Bara konflik dan dendam di Pidie kian lesap. Cerai berai di masa lalu mengajarkan cara damai tanpa harus berperang.
——-
DI RELUNG mesin pencari paling top dunia maya; google, jejak lini masa sosok satu ini hampir tak terekam. Yang menyembul di permukaan kulit “mbah” google itu cuma nama, jabatan, dan kegiatan seremoni yang pernah ditorehkan di tempatnya bertugas.
Lalu, Anda bermimpi bisa menemukan sisi lain kehidupan lelaki paruh baya ini—nama keluarga dekat, kegemaran, tempat dan tanggal lahir yang akurat—di etalase google? Itu serupa saja kita melontarkan peribahasa arkais; “Bagai Mencencang Air” (melakukan pekerjaan sia-sia).
Siapa sebenarnya persona lelaki misterius itu? Dia adalah Wahyudi Adisiswanto, intelijen senior dari lembaga telik sandi Badan Intelijen Negara (BIN) Republik Indonesia yang kini Penjabat Bupati Kabupaten Pidie, Provinsi Aceh.
Wahyudi belum genap satu tahun di Pidie. Ia bekerja dalam senyap ketika menenun gempuran konflik opini di kabupaten beratmosfer politik paling keras, ganas, dan menantang itu. Bayangkan, sumbu konflik pergolakan Aceh dibakar dari puncak pegunungan Halimun, Tiro, Kabupaten Pidie, yang kini dipimpin Wahyudi.
Tak ada bekal khusus ketika Wahyudi “mendadak” ditunjuk sebagai Pj Bupati di kabupaten “merah” semasa konflik dahulu. Tiga hari menjelang pelantikan, Wahyudi baru diberi tahu akan dilantik sebagai Penjabat Bupati Pidie. “Saya sempat kaget,” cerita Direktur Perencanaan Pengendalian Kegiatan Operasi BIN Pusat ini.
Di ranah pendinginan wilayah konflik, Wahyudi bukan protagonis baru. Ia adalah satu dari sekian eksponen yang meniupkan roh perdamaian di wilayah konflik kesukuan seperti di Nusa Tenggara Barat (NTB).

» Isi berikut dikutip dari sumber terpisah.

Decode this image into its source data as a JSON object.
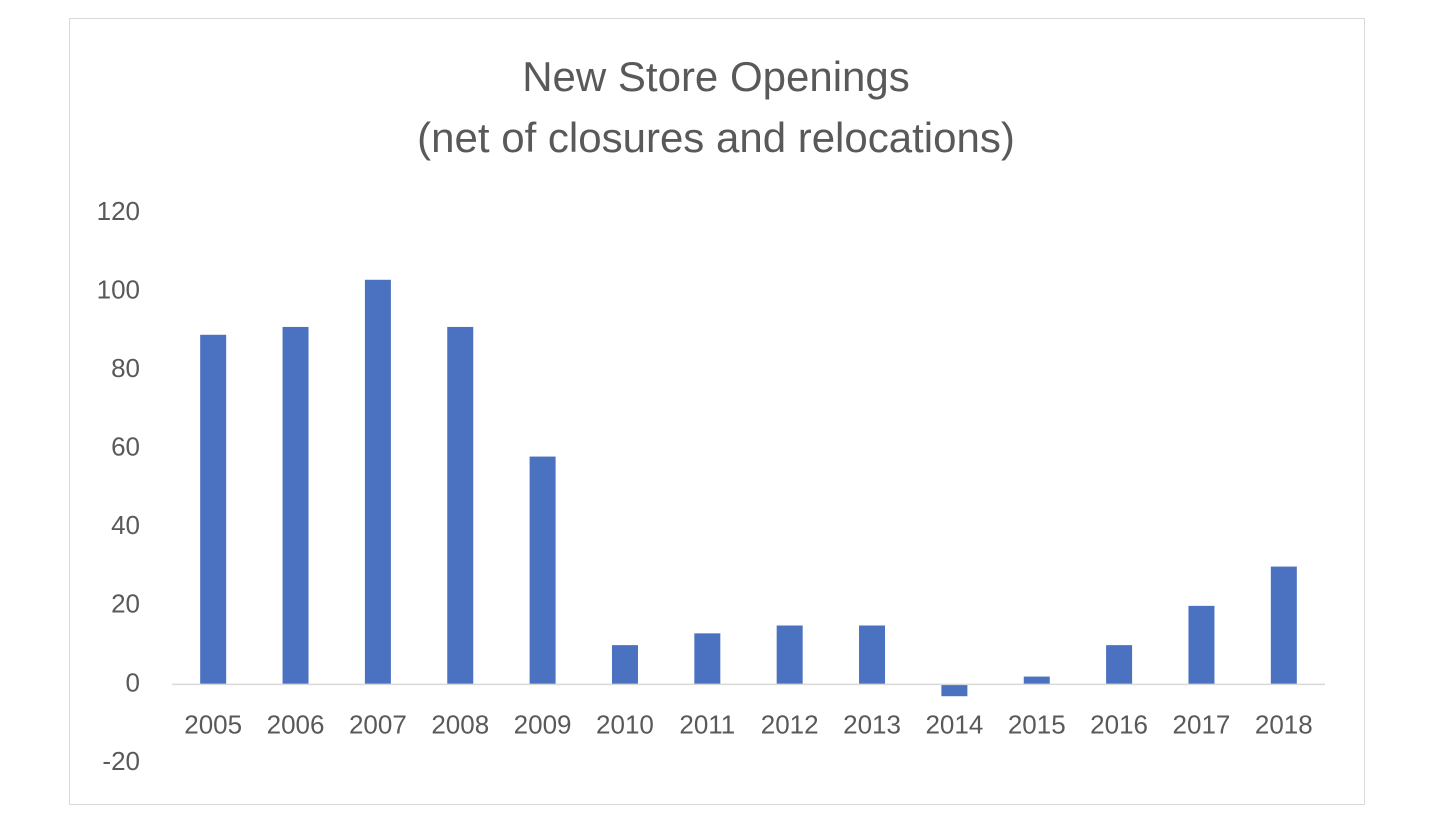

Di Kota Seribu Masjid ini, Wahyudi didapuk sebagai Dewan Pembina Laskar Sasak ketika ia menjabat Kepala BIN Daerah NTB 2019-2021. Ia berperan aktif menyatukan pergesekan antarsuku (antarkelompok) di provinsi itu. “Sebelumnya, kami kelompok yang sulit diatur, tapi sejak dibina Kabinda (Wahyudi), kini kami mengerti bagaimana berbuat lebih bermanfaat untuk orang banyak,” kata Lalu Taharuddin, Ketua Laskar Sasak NTB, di acara lepas sambut Ka Binda NTB, seperti dilansir dari _grafikanews.com._
Di Kabupaten Pidie, Wahyudi menularkan kebaikan itu. Ia menelusuri jalan sunyi tanpa mengumbar gerakan damai itu ke media. Diam-diam Wahyudi “sungkem” ke ulama-ulama besar dan paling berpengaruh di Pidie. Dan diam-diam pula Wahyudi mendatangi tokoh politik, tokoh pemuda, tokoh masyarakat, dan pentolan GAM. “Alhamdulillah saya diterima. Kalau ditolak, saya siap meninggalkan Pidie,” katanya.

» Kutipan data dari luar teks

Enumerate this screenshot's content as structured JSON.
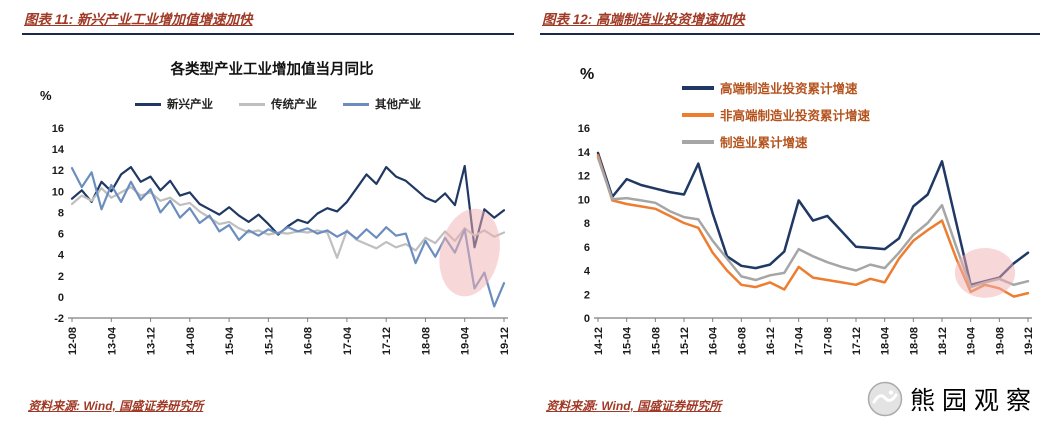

Hingga menjelang satu tahun, sosok Wahyudi berhasil merekatkan friksi-friksi di tanah bekas peperangan itu. Simpul perdamaian dalam bermasyarakat di Pidie telah menemukan jalannya sendiri, lewat jalan sunyi yang ditempuh Insinyur Wahyudi, sang Pendekar Rekonsiliasi itu. | MOHSA EL RAMADAN.